Manufacturers in the country lost out completely in the African Growth Opportunity Act of the Barack Obama administration, because they failed to be competitive.
AGOA, initiated in 2000, was meant to foster duty-free trade between the US and African countries.
According to Segun Awolowo, Chief Executive Officer of the Nigerian Export Promotion Council (NEPC) the nation had not benefitted from AGOA because the country’s products were poorly packaged, and that it needed the government’s support to beat the test of time.
Awolowo who spoke to NAN on Monday, said, “Our participation in AGOA has not been very good, we are not even looking at that now, we want our goods to be competitive in every way in order to benefit from it.
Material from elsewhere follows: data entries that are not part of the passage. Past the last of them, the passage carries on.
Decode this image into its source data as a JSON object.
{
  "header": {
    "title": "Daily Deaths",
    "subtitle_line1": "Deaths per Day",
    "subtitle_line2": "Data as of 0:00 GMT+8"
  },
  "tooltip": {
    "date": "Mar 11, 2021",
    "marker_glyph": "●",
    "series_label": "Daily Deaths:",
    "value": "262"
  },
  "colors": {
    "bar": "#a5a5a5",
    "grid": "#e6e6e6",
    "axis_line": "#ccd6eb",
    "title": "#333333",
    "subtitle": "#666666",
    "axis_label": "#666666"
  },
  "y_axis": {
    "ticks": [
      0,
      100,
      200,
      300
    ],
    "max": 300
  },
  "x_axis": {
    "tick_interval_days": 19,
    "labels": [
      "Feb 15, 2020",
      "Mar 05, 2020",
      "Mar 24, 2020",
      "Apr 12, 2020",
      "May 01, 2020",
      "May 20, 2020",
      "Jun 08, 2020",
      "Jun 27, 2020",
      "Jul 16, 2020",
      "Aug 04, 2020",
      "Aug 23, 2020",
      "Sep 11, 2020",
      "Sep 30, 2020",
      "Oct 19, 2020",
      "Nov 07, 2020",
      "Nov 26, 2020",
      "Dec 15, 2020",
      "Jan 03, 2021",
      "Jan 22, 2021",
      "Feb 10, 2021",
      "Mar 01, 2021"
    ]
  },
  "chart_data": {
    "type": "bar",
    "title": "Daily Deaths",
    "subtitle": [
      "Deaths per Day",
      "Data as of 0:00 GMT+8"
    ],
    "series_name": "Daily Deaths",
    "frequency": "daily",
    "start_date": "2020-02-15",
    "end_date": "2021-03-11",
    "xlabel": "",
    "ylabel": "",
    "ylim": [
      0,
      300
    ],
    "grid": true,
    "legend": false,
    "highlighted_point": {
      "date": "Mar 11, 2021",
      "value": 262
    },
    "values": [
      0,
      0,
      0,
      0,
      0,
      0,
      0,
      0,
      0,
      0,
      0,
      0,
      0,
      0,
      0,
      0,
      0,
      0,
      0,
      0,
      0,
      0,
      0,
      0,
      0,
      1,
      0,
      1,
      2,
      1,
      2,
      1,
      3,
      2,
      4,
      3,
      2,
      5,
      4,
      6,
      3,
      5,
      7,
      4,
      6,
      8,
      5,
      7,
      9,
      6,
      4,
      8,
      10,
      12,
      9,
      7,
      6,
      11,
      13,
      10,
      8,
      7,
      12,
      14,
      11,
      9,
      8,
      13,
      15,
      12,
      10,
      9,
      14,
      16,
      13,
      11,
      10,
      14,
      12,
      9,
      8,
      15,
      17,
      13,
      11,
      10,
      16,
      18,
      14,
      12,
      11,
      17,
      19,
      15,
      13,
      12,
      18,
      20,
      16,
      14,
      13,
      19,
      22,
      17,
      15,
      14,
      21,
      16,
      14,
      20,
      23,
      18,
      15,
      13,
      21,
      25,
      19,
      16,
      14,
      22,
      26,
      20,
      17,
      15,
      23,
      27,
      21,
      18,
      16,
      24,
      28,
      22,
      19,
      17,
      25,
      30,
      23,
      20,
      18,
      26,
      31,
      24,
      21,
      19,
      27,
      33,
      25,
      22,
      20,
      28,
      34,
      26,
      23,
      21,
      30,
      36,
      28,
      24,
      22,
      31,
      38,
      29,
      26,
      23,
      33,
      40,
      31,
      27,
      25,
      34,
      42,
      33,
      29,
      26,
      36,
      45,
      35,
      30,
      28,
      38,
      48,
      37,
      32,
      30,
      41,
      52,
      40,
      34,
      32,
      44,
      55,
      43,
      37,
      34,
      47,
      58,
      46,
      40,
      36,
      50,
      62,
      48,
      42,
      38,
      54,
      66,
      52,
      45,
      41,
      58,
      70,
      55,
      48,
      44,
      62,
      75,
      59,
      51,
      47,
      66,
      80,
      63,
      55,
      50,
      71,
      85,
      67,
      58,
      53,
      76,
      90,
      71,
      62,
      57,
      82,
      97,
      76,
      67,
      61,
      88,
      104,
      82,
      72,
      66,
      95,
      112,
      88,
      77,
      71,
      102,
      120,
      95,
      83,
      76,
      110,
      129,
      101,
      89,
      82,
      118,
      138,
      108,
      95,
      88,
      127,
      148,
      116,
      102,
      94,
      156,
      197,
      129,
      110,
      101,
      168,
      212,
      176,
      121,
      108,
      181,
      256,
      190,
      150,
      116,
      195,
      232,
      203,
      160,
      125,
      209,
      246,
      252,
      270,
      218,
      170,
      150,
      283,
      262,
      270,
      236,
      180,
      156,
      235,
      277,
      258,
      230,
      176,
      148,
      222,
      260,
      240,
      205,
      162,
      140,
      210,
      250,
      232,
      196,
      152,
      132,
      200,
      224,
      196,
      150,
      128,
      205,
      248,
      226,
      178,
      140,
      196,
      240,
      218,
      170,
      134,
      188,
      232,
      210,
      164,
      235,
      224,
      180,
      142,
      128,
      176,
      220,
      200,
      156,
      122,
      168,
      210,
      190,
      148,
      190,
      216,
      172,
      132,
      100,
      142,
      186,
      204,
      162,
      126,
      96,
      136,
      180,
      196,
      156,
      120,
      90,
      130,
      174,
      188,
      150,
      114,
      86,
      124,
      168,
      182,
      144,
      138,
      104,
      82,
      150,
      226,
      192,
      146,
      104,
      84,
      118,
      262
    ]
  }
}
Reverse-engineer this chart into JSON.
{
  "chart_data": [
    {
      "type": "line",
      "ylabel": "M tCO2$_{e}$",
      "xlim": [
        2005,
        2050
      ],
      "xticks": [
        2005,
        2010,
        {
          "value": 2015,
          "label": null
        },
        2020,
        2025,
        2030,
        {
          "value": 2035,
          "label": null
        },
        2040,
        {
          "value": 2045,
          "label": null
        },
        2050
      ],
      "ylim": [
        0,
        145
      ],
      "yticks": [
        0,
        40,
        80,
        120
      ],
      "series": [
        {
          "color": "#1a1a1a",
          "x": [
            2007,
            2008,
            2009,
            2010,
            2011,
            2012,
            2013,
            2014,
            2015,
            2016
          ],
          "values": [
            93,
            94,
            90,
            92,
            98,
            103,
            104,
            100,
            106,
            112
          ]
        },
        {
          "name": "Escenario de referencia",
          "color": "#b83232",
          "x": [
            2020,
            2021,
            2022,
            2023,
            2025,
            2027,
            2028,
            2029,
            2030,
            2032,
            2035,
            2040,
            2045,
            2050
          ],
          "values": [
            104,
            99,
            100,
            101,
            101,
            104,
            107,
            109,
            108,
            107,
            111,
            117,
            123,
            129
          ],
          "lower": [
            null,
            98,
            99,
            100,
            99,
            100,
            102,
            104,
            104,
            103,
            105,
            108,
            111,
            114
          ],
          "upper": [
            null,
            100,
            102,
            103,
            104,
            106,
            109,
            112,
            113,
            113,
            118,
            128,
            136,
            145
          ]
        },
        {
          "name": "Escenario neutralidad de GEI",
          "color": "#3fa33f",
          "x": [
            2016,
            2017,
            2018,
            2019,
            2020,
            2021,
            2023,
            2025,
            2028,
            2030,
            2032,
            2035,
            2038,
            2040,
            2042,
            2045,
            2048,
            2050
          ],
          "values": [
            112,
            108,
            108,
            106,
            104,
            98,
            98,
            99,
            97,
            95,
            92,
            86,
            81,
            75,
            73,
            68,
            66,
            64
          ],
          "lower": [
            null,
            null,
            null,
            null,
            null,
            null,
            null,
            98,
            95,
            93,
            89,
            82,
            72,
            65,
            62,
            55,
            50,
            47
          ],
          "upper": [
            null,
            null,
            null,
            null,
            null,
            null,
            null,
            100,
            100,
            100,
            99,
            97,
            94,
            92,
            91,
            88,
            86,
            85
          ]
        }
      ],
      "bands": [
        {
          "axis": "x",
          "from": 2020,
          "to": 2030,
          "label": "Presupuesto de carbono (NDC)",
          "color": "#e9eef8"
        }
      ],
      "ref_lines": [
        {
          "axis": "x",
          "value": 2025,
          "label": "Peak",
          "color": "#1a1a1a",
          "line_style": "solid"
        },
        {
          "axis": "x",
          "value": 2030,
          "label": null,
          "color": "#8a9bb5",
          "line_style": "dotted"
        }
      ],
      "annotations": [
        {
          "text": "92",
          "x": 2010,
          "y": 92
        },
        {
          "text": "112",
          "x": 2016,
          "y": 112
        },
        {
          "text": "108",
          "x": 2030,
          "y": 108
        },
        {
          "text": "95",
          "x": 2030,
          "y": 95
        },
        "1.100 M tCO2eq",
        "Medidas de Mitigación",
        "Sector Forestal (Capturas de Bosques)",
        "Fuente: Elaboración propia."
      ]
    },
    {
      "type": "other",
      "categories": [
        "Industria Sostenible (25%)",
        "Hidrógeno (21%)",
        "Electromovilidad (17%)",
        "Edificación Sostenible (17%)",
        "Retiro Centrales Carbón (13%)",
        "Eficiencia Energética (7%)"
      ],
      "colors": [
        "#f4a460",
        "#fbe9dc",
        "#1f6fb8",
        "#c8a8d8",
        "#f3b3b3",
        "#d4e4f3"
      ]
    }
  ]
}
“In fact, right now, we are not putting our hopes in it, as we have been having restrictions in prices, and other requirements on our exported products.
“Other African countries have been benefitting because they have worked on a level of competitiveness, and they have more government’s support for their locally manufactured goods.
Awolowo said that the council and the relevant government agencies were working on a new policy, “the zero oil policy.”
“We should ignore AGOA for now and focus on making our goods competitive in the global market. That is what we are trying to do.
“We have not been able to produce as we should. Besides, there is the problem of insurgency in the North, which has crippled our food production and packaging,” he said.
He added that the country for now could survive without AGOA pending when the necessary competitive apparatus were put in place.
Awolowo said that the council was also working on the repackaging of food and industrial products to overshadow the provisions of AGOA, and even pay duty if need be.